Prolonged Lenalidomide Induction Does Not Significantly Impair Stem Cell Collection in Multiple Myeloma Patients Mobilized With Cyclophosphamide or Plerixafor: A Report From The Covid Era

• Published in: Clinical lymphoma, myeloma and leukemia Vol. 22; no. 8; pp. e716 - e729
• Main Authors: Rybinski, Brad, Rapoport, Aaron P, Badros, Ashraf Z., Hardy, Nancy, Kocoglu, Mehmet
• Format: Journal Article
• Language: English
• Published: United States Elsevier Inc 01.08.2022
• Subjects: Apheresis multiple myeloma; Apheresis time multiple myeloma; Autologous stem cell transplant; Benzylamines - therapeutic use; COVID-19; Cyclams - therapeutic use; Cyclophosphamide - therapeutic use; Hematopoietic Stem Cell Mobilization - methods; Hematopoietic Stem Cell Transplantation; Heterocyclic Compounds - pharmacology; Heterocyclic Compounds - therapeutic use; Humans; Lenalidomide - therapeutic use; Lenalidomide multiple myeloma; Multiple Myeloma - drug therapy; Original; Pandemics; Retrospective Studies; Stem cell harvest; Transplantation, Autologous; Autologous stem cell transplant; Lenalidomide multiple myeloma; Apheresis time multiple myeloma; Stem cell harvest; Apheresis multiple myeloma
• ISSN: 2152-2650; 2152-2669
• DOI: 10.1016/j.clml.2022.03.013

Induction therapy for multiple myeloma is traditionally capped at 6 cycles of lenalidomide due to concerns that longer treatment compromises the ability to collect sufficient stem cells for autologous stem cell transplantation (ASCT). However, during the COVID-19 pandemic, many of our patients received prolonged lenalidomide induction due to concerns about proceeding to ASCT. We investigated whether prolonged induction with lenalidomide affects the efficacy of stem cell collection among patients mobilized with cyclophosphamide and/or plerixafor. This single center, retrospective study included patients who were treated with lenalidomide induction regimens, received mobilization with cyclophosphamide or plerixafor, and underwent apheresis in preparation for ASCT. 94 patients were included, 40 of whom received prolonged induction with >6 cycles of lenalidomide containing regimen. Patients who received prolonged induction were more likely to require >1 day of apheresis (38% vs. 15%; OR 3.45; P = .0154), and there was a significant correlation between the duration of lenalidomide treatment and the apheresis time required to collect sufficient cells for transplant (R2 = 0.06423, P = .0148). However, there was no significant difference between patients who received prolonged induction and those who did not with respect to CD34+ stem cell yields at completion of apheresis (9.99 vs. 10.46 cells/Kg, P = .5513) or on the first day of collection (8.29 vs. 9.59 cells/Kg, P = .1788).
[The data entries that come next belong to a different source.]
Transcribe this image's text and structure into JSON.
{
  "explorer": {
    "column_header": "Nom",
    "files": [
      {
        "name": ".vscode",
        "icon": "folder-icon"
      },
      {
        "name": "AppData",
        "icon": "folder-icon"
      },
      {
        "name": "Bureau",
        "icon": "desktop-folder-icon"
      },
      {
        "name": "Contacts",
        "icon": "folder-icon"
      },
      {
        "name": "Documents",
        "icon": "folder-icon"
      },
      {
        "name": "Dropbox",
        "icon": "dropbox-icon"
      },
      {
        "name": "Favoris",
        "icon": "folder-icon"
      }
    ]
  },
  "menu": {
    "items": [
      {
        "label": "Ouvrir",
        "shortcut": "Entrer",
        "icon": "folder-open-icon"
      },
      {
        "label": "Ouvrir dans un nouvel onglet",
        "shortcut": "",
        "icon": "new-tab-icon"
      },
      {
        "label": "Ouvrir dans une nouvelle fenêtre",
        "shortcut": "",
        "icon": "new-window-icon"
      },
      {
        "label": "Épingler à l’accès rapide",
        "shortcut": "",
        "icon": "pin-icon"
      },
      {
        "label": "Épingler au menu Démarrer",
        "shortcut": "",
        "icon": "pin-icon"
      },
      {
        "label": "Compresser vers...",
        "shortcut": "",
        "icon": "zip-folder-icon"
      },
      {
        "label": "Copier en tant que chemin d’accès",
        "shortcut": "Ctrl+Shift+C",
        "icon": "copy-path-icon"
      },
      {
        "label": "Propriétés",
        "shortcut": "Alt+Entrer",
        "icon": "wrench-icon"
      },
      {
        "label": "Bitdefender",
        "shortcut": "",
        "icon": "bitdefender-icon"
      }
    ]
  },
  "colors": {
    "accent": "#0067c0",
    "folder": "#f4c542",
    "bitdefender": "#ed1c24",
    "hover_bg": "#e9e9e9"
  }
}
Among patients treated with >6 cycles of lenalidomide, mobilization augmented with cyclophosphamide and/or plerixafor will likely facilitate sufficient stem cell harvest to permit ASCT. We investigated whether prolonged lenalidomide treatment impairs stem cell collection among patients with multiple myeloma mobilized with plerixafor or cyclophosphamide. There was no correlation between the duration of lenalidomide therapy and the number of stem cells collected, suggesting that prolonged treatment with lenalidomide is not a significant barrier to stem cell collection in the context of modern mobilization regimens.